Cizre'de 4 Eylül 2015'ten 2 Mart 2016'ya kadar beş kez ilan edilen sokağa çıkma yasakları 24 saat kesintisiz olarak toplam 90 gün uygulanmıştı. Operasyonlar bittiğinde yapılan resmi açıklamada 23 asker ve polis yaşamını yitirmişti. 603 PKK'lı da etkisiz hale getirilmişti. Yani devlete göre hiç sivil öldürülmemişti. Oysa devletin ajansı en azından iki sivilin yani Miray'la dedesi Ramazan'ın PKK'liler tarafından öldürüldüğünü iddia etmişti. Demek ki PKK'nin öldürdüğü iddia edilen sivilleri bile yok sayıyordu AKP iktidarı! Üç aylık Miray bebek de, 75 yaşındaki dedesi Ramazan da "etkisiz hale getirilen PKK'liler" kategorisindeydi devlete göre.

İlk sokağa çıkma yasağında yaşamını yitirenlerden 16'sı kitlesel bir cenaze töreniyle toprağa verildi. İlk sokağa çıkma yasağında yaşamını yitirenlerden 16'sı kitlesel bir cenaze töreniyle toprağa verildi.

Oysa Cizre'de yaşanan gerçek bambaşkaydı. Devletin ölümler hakkındaki verilerileriyle STK'ların, Cizre'deki yerel yönetimin verileri tümüyle birbiriyle çelişiyor.

Cizrelilere göre sokağa çıkma yasaklarında yapılan operasyonlarda 60'a yakın YPS'li, 70 kadar sivil yaşamını yitirmiş. Buna üç bodrumda katledilen yaklaşık 170 kişiyi de ekleyince, ölen sivillerin sayısı toplam 240 oluyor. Şu anda Cizre, Silopi, Şanlıurfa ve Gaziantep'teki kimsesizler mezarlığına gömülen cenaze sayısı da 57.

TİHV Dokümantasyon Merkezi'nin yaptığı çalışmaya göre de sokağa çıkma yasaklarında yapılan operasyonlarda öldürülen sivillerin sayısı 192 olarak belirlenmiş.

'GÖZALTINDA ÇOK VAHŞİ DAVRANIYORLAR'

Bütün bu yaşananlardan Cizrelilerde geriye kalan ruh halini sorduğumda bir yerel yönetici peş peşe şu cümleleri kurdu:

"Devlete, AKP iktidarına büyük bir öfkeleri var. Hala ağır bir hüzün yaşanıyor. Bütün bunlar sanki birkaç dakika önce yaşanmış gibi gözyaşı var. İçleri paramparça."

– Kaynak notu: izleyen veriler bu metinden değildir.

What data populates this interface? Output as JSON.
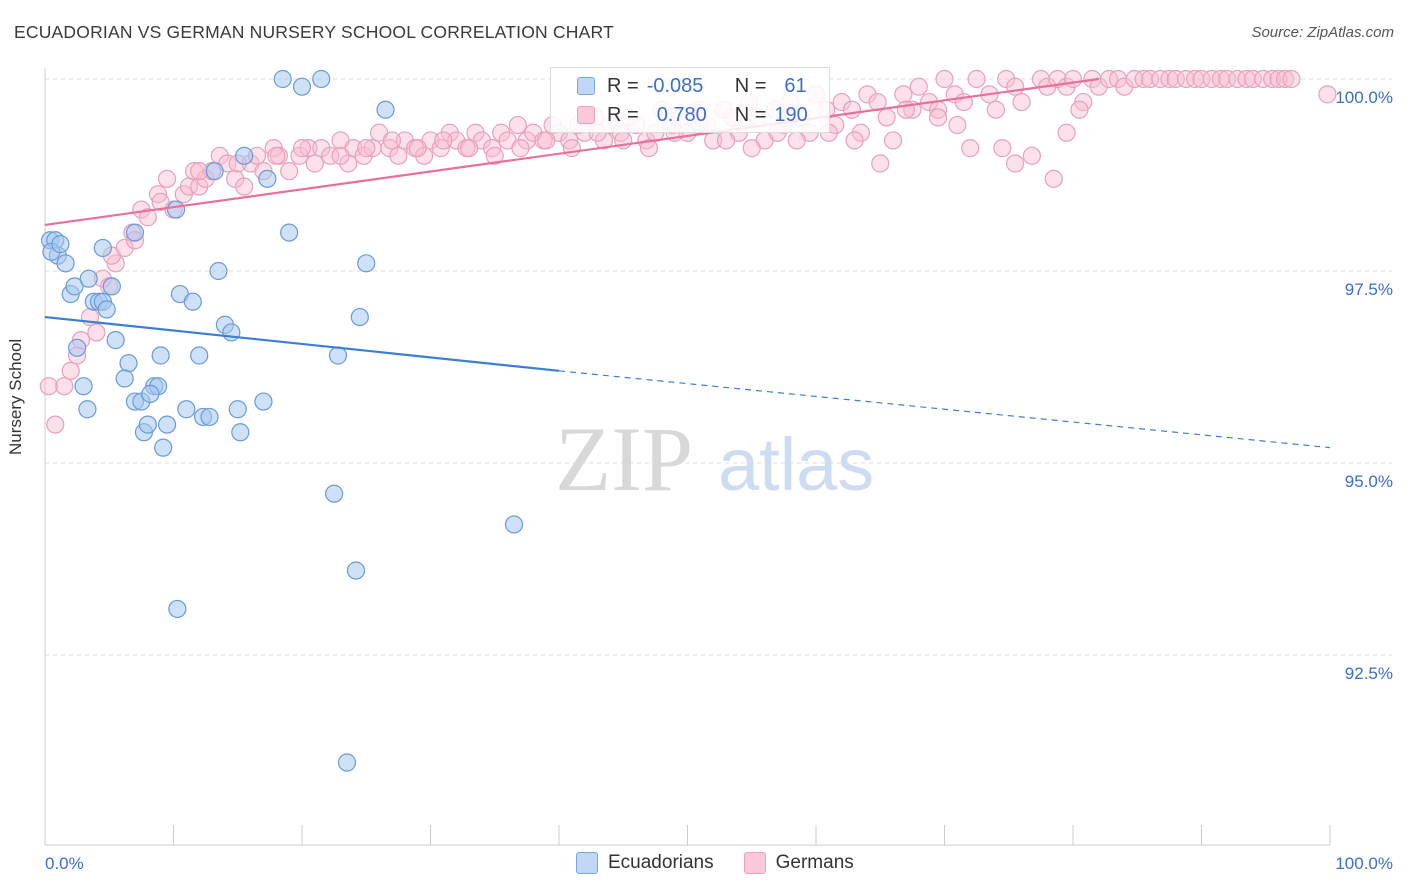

Ama bütün bunlara karşın yaşama geri dönme konusunda büyük bir çabaları var Cizrelilerin. Kimine göre 120, kimine göre 140 bin nüfuslu ilçeden göçen binlerce aile geri dönmüş. Bir biçimde barınma sorunlarını çözmüşler yıkılan onca eve karşın.

Cizre Belediye Eşbaşkanı Leyla İmret sokağa çıkma yasakları sırasında görevden alınmış. Ama görevde olmamasına karşın Cizre'nin sorunlarını çözmek için çalışıyor. Diğer Eşbaşkan Kadir Konur henüz görevinin başında. Yasaklar ve operasyonlar sonrası Cizre'nin yeniden hayata dönmesi için yapmalarına izin verilen projeleri uygulamaya, kent halkına biraz olsun nefes aldırmaya çalışıyorlar. Ancak merkezi iktidar hareket kabiliyetlerini neredeyse sıfır noktasına getirmiş.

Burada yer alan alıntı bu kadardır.